A Question of Command: Counterinsurgency from the Civil War to Iraq

SWJ Book Review by Matthew Caris

A Question of Command (Full PDF Article)

A Question of Command: Counterinsurgency from the Civil War to Iraq by Mark Moyar, Yale University Press, New Haven, CT, 2009, 368 pp., $30.

Critics claim American counterinsurgency theory has become dogmatic, too fixated on making major political, economic, or even societal changes in order to combat insurgencies. Ralph Peters, Bing West, and others have written that proponents pay too much attention to the “truisms” that pervade FM 3-24/MCWP 3-33.5, and not enough to killing insurgents. This is how Mark Moyar frames the COIN debate in the first chapter of his book A Question of Command: Counterinsurgency from the Civil War to Iraq.
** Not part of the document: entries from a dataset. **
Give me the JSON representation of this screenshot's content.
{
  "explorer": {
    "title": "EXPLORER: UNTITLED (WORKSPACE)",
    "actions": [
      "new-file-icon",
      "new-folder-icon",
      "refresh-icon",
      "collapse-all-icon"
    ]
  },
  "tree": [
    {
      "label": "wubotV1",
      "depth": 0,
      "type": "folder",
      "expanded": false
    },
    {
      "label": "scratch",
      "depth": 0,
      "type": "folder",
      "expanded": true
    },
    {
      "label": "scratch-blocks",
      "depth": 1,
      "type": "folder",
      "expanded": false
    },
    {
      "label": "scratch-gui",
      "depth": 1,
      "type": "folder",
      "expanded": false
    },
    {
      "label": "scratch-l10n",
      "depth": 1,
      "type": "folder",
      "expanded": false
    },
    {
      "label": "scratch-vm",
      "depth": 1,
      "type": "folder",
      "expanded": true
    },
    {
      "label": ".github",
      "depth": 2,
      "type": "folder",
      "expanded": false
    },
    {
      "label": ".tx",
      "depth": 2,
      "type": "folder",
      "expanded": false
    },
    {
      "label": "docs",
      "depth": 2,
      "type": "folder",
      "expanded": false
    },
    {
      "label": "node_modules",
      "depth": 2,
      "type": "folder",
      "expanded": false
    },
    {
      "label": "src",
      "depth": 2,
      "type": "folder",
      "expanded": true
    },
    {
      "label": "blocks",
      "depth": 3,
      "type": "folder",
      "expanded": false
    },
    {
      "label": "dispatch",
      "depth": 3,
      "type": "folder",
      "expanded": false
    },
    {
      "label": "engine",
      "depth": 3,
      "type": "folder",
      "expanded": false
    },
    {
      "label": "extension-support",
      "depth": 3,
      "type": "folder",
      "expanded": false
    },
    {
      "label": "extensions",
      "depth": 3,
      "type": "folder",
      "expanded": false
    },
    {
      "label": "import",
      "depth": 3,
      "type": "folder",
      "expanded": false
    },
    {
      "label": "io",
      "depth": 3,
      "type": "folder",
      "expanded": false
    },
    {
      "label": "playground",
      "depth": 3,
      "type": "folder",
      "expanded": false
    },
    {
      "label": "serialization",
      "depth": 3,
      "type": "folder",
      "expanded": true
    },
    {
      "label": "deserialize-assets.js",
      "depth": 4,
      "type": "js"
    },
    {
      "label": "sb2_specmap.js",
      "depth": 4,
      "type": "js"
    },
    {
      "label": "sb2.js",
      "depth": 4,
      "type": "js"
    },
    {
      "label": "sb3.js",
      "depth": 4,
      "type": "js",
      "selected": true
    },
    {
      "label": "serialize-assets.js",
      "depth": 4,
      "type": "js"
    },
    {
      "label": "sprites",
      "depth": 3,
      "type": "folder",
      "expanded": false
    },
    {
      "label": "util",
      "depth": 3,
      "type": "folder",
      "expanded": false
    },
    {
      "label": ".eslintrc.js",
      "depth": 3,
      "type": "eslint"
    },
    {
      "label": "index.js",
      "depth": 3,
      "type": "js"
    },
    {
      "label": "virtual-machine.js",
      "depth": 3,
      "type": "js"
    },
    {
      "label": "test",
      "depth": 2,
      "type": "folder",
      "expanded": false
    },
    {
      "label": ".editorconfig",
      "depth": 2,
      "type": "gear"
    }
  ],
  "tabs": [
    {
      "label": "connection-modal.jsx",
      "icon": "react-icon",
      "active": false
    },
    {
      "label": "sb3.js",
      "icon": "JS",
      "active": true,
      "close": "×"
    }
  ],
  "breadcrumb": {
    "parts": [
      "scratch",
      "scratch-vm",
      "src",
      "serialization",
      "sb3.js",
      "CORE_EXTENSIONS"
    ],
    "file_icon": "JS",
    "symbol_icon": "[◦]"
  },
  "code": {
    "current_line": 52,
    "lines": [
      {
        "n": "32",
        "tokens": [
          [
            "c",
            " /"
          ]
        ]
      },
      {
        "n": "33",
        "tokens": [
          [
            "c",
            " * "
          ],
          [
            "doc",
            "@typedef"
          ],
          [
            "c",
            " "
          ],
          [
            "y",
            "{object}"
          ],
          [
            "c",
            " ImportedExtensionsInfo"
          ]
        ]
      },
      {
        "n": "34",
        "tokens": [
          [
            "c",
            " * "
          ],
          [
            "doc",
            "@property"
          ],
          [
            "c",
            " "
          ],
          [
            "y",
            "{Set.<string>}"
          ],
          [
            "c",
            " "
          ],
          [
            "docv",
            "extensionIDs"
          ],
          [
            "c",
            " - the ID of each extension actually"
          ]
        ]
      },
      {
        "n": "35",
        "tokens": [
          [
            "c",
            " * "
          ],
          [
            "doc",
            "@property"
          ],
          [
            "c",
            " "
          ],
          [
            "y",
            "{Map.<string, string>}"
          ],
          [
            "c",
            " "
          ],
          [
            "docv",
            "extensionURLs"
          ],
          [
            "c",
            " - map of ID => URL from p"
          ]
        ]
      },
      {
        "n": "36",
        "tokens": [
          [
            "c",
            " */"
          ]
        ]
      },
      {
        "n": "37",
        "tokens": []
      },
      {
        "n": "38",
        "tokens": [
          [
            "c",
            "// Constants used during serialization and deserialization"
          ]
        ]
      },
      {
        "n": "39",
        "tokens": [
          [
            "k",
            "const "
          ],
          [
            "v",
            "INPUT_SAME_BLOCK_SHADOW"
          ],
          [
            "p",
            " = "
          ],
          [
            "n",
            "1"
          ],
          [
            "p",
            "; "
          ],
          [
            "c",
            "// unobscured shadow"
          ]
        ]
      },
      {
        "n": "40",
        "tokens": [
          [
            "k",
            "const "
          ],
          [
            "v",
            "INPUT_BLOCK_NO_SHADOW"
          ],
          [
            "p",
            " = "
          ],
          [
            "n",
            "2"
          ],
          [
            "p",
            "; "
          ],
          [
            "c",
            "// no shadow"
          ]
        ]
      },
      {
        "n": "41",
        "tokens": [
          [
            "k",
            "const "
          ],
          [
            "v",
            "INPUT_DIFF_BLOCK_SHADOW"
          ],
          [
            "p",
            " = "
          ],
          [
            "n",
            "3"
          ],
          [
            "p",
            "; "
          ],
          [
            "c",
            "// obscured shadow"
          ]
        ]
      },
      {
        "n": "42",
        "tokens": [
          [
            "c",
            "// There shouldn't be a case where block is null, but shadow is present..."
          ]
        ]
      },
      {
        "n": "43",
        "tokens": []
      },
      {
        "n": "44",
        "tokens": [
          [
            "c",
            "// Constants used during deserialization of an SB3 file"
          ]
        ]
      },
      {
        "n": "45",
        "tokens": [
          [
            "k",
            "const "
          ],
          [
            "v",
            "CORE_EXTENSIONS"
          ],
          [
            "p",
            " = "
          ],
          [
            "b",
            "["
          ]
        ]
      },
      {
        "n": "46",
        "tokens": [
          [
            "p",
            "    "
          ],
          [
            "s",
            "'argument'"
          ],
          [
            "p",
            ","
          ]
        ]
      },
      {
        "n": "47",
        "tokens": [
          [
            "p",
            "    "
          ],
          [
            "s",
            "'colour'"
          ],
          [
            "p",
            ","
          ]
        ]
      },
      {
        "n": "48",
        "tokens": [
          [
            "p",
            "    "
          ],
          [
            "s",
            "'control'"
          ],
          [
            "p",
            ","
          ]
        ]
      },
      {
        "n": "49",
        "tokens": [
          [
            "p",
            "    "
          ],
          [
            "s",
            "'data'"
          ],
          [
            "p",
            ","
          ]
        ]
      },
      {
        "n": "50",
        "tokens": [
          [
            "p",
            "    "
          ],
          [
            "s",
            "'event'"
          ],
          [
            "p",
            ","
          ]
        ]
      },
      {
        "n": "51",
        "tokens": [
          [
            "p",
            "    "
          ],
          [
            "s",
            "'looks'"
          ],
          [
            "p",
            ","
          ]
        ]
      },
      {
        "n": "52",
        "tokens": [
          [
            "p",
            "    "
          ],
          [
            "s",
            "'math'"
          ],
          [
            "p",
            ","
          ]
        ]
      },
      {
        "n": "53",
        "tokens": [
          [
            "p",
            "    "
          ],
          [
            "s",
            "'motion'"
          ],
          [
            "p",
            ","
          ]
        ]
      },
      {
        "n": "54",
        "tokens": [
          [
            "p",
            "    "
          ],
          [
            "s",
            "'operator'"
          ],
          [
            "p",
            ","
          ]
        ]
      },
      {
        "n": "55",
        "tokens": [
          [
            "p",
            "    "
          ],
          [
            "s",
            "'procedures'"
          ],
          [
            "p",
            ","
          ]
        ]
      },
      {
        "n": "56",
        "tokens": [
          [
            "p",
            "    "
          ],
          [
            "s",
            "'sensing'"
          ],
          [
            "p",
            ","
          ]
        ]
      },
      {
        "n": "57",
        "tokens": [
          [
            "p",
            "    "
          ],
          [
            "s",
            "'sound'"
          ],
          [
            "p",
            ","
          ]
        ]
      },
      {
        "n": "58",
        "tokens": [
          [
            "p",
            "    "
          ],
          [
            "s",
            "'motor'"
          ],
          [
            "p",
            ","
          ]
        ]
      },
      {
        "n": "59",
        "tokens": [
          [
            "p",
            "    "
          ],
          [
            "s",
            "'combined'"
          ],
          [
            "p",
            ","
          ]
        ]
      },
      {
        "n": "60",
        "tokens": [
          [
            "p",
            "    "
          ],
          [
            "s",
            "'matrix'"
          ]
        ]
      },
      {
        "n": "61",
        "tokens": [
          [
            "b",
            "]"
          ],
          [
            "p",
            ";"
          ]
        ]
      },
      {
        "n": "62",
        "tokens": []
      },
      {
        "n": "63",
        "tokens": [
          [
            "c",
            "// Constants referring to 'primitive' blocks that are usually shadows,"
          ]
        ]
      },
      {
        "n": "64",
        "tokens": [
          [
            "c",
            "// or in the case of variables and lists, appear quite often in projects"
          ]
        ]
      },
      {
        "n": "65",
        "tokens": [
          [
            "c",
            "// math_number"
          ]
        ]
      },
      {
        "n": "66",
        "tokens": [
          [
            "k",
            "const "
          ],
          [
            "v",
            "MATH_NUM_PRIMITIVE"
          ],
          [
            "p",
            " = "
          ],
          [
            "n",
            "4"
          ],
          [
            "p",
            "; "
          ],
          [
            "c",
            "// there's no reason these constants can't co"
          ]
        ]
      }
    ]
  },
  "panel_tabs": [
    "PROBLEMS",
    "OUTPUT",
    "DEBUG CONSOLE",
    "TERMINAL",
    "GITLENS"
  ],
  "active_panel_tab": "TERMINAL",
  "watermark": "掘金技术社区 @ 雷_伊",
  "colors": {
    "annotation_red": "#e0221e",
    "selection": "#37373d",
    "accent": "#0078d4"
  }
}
Dr. Moyar, a professor at the Marine Corps University, argues that both sides in this debate miss the real determinant in success or failure in COIN: leadership. Contending that insurgency is at its core a power struggle between competing elites, Moyar makes the case that the side that marshals better leadership, as defined by ten essential traits of commanders for COIN, will emerge victorious. He argues the particular tactics employed do not necessarily matter, though he tends to favor kinetic methods over the kinds of nonmilitary means often prescribed by COIN theorists. The book examines nine historical cases: the Civil War, Reconstruction, the Philippine Insurrection, the Huk Rebellion, Malaya, Vietnam, El Salvador, Afghanistan, and Iraq. In each, Moyar examines the performance of counterinsurgent leaders, and how their leadership values (or lack thereof) affected the outcome.